Sources also have told NBC News the document had not been vetted.

When asked whether the Russian government has any information on Trump that can be used to blackmail him, Peskov said he has never seen such a file.

"I do not work in intelligence agency. I work in Kremlin," Peskov responded when pressed further. "But I can assure you that the allegations in this funny paper, in this so-called report, they are untrue.
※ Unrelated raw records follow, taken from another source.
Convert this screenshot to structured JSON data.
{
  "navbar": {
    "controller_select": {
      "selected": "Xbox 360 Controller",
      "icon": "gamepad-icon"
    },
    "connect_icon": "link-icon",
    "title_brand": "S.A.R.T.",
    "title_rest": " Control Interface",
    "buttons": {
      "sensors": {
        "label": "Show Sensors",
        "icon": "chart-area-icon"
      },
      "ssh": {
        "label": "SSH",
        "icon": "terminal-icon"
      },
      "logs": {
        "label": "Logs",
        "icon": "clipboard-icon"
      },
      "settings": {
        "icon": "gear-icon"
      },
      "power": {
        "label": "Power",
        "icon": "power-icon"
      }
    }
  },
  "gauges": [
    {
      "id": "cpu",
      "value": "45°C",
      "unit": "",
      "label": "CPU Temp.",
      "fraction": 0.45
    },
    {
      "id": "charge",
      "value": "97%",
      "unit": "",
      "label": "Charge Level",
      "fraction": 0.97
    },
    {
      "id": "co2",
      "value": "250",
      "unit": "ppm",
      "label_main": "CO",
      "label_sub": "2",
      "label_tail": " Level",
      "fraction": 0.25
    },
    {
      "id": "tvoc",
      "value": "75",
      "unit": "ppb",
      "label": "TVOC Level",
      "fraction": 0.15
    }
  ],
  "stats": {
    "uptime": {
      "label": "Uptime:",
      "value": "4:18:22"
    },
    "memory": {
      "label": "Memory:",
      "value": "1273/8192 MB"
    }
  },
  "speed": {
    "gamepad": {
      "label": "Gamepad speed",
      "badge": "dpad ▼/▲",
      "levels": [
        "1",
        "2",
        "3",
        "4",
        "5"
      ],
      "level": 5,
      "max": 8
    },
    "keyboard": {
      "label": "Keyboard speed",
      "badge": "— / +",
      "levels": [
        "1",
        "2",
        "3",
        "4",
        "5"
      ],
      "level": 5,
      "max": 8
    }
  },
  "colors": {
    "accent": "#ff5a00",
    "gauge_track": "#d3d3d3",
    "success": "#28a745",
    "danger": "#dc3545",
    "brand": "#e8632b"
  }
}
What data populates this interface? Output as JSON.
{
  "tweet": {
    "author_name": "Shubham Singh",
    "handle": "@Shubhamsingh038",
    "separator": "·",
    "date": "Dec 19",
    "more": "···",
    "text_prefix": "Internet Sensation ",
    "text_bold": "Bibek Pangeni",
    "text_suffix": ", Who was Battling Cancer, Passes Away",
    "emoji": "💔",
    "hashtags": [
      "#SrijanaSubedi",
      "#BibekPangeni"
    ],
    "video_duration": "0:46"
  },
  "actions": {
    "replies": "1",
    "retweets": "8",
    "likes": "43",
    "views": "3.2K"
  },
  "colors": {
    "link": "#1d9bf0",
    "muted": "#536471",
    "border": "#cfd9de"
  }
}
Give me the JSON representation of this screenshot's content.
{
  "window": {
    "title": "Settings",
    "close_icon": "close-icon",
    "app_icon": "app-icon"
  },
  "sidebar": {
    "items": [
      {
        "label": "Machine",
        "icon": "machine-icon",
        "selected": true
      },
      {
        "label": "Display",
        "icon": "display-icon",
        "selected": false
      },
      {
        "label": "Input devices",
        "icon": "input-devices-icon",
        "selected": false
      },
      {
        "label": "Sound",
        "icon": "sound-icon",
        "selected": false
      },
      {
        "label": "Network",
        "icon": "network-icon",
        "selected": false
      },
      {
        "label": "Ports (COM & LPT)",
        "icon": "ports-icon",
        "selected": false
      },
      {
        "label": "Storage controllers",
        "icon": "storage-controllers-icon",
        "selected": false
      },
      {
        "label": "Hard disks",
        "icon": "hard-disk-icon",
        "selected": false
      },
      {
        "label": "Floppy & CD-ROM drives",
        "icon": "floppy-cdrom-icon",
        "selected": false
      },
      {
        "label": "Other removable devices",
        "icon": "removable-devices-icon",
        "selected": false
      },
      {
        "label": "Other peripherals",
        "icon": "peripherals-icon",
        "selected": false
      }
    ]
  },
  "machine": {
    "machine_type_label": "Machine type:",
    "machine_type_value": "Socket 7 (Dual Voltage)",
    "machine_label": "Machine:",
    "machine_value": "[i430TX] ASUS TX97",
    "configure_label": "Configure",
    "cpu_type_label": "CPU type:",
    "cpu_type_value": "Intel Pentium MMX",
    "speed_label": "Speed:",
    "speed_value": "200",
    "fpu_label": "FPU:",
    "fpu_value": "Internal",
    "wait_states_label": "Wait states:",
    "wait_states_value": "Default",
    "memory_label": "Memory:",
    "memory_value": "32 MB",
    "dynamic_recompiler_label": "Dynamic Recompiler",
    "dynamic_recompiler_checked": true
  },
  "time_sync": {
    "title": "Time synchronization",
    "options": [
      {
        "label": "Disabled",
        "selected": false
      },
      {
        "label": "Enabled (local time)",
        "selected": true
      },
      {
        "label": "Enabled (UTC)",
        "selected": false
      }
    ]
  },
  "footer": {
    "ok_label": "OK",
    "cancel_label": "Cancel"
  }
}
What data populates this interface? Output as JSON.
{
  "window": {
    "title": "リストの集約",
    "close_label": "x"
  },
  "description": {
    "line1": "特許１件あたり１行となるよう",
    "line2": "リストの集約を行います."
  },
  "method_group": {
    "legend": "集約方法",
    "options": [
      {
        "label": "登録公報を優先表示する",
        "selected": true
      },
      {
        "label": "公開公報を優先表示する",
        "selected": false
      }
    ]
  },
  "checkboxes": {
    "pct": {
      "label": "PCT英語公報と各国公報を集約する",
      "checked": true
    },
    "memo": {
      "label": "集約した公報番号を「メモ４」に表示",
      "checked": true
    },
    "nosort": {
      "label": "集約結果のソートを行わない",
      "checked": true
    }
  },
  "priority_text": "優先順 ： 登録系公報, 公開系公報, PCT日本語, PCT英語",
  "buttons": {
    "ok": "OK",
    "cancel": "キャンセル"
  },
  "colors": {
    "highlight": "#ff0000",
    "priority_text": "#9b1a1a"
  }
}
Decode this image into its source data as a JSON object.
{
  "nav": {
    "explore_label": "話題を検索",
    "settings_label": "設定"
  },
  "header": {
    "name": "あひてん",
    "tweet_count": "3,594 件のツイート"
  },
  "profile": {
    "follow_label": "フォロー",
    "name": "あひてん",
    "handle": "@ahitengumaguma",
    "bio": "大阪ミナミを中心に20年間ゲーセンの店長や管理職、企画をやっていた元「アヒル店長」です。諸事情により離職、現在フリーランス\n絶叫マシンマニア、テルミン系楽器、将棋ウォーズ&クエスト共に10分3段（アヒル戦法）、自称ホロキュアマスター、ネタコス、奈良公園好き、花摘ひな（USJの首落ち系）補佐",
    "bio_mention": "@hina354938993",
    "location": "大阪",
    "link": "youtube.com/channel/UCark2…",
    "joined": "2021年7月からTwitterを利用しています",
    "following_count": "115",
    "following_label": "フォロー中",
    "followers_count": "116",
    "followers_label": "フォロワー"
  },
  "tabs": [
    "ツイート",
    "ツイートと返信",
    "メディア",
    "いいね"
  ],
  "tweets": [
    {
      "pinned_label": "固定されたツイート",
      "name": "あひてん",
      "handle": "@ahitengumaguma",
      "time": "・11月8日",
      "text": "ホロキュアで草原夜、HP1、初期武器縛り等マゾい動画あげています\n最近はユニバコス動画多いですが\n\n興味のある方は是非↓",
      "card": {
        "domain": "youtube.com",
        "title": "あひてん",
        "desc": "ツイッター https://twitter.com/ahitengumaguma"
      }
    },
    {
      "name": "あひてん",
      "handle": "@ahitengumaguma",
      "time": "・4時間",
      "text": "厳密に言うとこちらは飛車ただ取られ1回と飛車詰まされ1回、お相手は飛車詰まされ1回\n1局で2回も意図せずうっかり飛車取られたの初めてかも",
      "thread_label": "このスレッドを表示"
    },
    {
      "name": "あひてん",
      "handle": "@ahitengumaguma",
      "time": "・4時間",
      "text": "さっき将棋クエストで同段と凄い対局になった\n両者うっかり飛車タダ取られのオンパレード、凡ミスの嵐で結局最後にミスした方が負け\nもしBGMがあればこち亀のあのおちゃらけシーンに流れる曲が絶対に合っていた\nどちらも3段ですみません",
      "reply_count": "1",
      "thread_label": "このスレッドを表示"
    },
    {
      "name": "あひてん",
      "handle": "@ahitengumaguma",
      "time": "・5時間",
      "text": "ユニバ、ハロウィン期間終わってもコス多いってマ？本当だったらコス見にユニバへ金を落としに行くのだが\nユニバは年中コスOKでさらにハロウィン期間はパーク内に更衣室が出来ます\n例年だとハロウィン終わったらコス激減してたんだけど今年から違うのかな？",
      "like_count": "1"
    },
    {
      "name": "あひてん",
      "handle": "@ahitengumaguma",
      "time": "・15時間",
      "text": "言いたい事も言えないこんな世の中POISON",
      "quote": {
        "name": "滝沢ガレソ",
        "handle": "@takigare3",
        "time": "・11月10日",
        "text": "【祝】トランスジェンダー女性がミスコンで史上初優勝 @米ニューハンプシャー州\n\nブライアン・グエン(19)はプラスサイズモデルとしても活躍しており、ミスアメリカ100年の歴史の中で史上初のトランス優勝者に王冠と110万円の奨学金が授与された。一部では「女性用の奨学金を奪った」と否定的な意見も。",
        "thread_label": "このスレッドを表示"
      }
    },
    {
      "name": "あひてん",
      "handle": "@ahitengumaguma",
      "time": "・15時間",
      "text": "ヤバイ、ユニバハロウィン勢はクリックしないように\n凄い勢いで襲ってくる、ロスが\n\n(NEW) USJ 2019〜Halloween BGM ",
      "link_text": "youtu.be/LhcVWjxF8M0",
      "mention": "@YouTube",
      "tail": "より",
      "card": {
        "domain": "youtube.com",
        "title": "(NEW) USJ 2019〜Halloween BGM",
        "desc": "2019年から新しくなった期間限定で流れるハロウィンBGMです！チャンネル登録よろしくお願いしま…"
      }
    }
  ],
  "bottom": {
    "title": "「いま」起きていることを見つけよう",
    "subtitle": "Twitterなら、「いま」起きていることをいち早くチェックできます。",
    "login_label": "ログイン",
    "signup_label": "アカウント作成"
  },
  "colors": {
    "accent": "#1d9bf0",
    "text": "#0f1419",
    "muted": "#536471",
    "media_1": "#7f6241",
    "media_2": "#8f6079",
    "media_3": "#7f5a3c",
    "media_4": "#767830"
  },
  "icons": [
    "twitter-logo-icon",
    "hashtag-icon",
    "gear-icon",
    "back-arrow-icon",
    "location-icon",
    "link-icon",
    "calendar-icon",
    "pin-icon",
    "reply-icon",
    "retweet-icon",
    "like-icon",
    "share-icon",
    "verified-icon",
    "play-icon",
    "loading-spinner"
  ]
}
They are all fake."

Trump has branded the dossier as "fake news" and the release of it as a "political witch hunt" — which Peskov echoed on Thursday.

He lauded Trump for calling out the veracity of the explosive memo.

"We respect his readiness to try to understand what is fake and what is not," the spokesman said. "We respect his readiness to try to solve, to approach problems through dialogue, not through bold confrontation."

At Wednesday's whirlwind news conference, Trump also suggested a warmer relationship between Russia and the U.S. is possible under his presidency, saying "if Putin likes Donald Trump, I consider that an asset, not a liability."

Peskov said "the sooner is better" for Trump to speak with Putin after taking office.

Trump has previously exchanged warm words with Putin and signaled a rapprochement may be in the cards after relations worsened under the Obama administration.

President Barack Obama enforced sanctions against Russian intelligence and expelled 35 Russian diplomats from the U.S. in response to the hacking allegations.

While Russia would like to see sanctions removed, Peskov said, Moscow ultimately doesn't want to be cast as a threatening force on the world stage.

"Lots of things that's being blamed on us and our president — they're false and they're fake," Peskov said. "Think twice before saying that Russians are bad guys."